Emotional abuse of a child is commonly defined as any behavior by parents or caregivers that affect a child’s cognitive, emotional, psychological or social development. Emotional abuse of a child is also known as psychological maltreatment.


Ways Emotional Abuse Can be Displayed

A parent who is emotionally abusing a child may do any of the following things to the child:

  • Ignoring – This can be physical or psychological, the parent or caregiver is not present to respond to the child’s needs or requests.
  • Rejection – This is deliberately refusing to respond to a child’s needs (e.g., refusing to touch a child, denying the needs of a child, ridiculing a child).
  • Isolating – The parent or caregiver consistently prevents the child from having normal social interactions with peers, family members and adults. This also may include confining the child or limiting the child’s freedom of movement.
  • Exploiting or corrupting – In this kind of abuse, a child is taught, encouraged or forced to develop inappropriate or illegal behaviors. It may involve self-destructive or antisocial acts of the parent or caregiver, such as teaching a child how to steal or forcing a child into prostitution.
  • Verbally assaulting – This involves constantly belittling, shaming, ridiculing or verbally threatening the child.
  • Terrorizing – The parent or caregiver threatens or bullies the child and creates a climate of fear for the child.

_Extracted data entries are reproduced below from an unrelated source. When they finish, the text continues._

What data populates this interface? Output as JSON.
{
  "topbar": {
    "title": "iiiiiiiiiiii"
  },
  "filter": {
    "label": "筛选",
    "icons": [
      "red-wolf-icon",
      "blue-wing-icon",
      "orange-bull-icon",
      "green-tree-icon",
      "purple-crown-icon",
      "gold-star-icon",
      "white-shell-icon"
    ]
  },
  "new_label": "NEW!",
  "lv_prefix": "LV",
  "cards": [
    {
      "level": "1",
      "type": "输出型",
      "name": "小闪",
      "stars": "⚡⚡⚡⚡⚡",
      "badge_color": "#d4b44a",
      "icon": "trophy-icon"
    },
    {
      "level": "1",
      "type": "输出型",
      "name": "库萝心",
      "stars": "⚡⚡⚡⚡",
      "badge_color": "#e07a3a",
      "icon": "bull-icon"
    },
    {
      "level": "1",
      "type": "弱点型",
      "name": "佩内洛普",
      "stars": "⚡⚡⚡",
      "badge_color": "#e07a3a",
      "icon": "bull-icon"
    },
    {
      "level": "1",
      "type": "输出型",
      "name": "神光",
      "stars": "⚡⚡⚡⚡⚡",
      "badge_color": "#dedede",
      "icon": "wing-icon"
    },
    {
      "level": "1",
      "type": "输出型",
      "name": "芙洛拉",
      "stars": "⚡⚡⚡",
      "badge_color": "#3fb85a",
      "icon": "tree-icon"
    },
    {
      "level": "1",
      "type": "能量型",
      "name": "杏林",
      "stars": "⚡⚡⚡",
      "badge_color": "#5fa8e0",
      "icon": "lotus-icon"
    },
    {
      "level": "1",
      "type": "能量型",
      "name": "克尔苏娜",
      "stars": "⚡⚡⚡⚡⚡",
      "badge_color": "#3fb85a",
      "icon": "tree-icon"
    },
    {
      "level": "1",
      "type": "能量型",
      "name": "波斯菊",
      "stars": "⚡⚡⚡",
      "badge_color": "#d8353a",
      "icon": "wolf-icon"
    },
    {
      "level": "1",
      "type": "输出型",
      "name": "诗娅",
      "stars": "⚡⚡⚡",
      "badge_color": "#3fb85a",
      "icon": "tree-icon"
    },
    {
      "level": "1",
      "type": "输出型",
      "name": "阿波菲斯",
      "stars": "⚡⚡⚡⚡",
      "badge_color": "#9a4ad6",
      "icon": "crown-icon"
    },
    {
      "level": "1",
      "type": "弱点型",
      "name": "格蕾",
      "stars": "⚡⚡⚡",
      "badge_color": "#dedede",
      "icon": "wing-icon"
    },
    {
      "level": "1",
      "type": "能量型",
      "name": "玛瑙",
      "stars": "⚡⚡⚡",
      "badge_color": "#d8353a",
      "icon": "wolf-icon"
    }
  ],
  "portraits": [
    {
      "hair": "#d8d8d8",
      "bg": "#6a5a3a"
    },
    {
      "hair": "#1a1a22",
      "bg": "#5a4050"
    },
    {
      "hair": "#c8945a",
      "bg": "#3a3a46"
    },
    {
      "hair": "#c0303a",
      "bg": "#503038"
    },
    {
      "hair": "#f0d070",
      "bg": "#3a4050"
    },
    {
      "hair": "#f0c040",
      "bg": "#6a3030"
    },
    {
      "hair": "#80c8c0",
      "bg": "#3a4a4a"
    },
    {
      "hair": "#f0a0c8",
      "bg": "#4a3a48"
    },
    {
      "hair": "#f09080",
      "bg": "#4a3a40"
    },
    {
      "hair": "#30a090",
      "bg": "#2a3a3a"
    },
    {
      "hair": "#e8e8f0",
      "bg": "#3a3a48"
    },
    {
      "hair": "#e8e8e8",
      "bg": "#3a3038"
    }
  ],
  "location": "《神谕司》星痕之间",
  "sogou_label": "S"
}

Terrorizing can include placing the child or the child’s loved one (such as a sibling, pet or toy) in a dangerous or chaotic situation, or placing rigid or unrealistic expectations on the child with threats of harm if they are not met.
  • Neglecting the child – This abuse may include educational neglect, mental health neglect, and medical neglect.


Signs of Emotional Abuse

A child who is being emotionally abused may behave in any of the following ways. These are often symptoms of emotional abuse, since unlike other type of abuse there is no physical mark or evidence on the child.

  • Feeling of depression
  • Withdrawal from social interaction
  • Isolation from friends and family
  • Low Self Esteem
  • Fearfulness
  • Increased anxiety
  • Guilty feeling
  • Feeling ashamed
  • Mood changes
  • Nervousness
  • Not trusting others
  • Placing blame on others
  • Self-blaming
  • Pessimistic behavior
  • Substance abuse
  • Extreme dependence on others
  • Avoiding eye-contact
  • Telling lies
  • Aggressive behavior
  • Emotional instability
  • Suicidal attempts


Dealing with Emotional Abuse

  • Understand the causes and effects of emotionally abusive relationships. Parents may be emotionally abusive because they were abused or neglected at some point in their lives, or because they are bitter, angry or resentful, and as a result, take their feelings out on their children. Parents may also be unaware of the fact that they are being abusive. Remember that you are not in any way responsible for the abuse; in the end, it is the abuser’s choice to abuse you.
  • Identify the ways you are being abused. This will help you explain it to someone else.
  • Identify the main abuser. Identify who your main abuser is, and the main ways you are abused. This will help you when telling somebody else, or when you try to improve the situation.
  • Know that the abuse may happen selectively – parent/s may treat one of their children worse than another, fostering bitterness, competition, and envy between siblings.
  • Understand that it’s not your fault. Although your abuser may influence you to feel personally responsible for his/her abusive behaviour.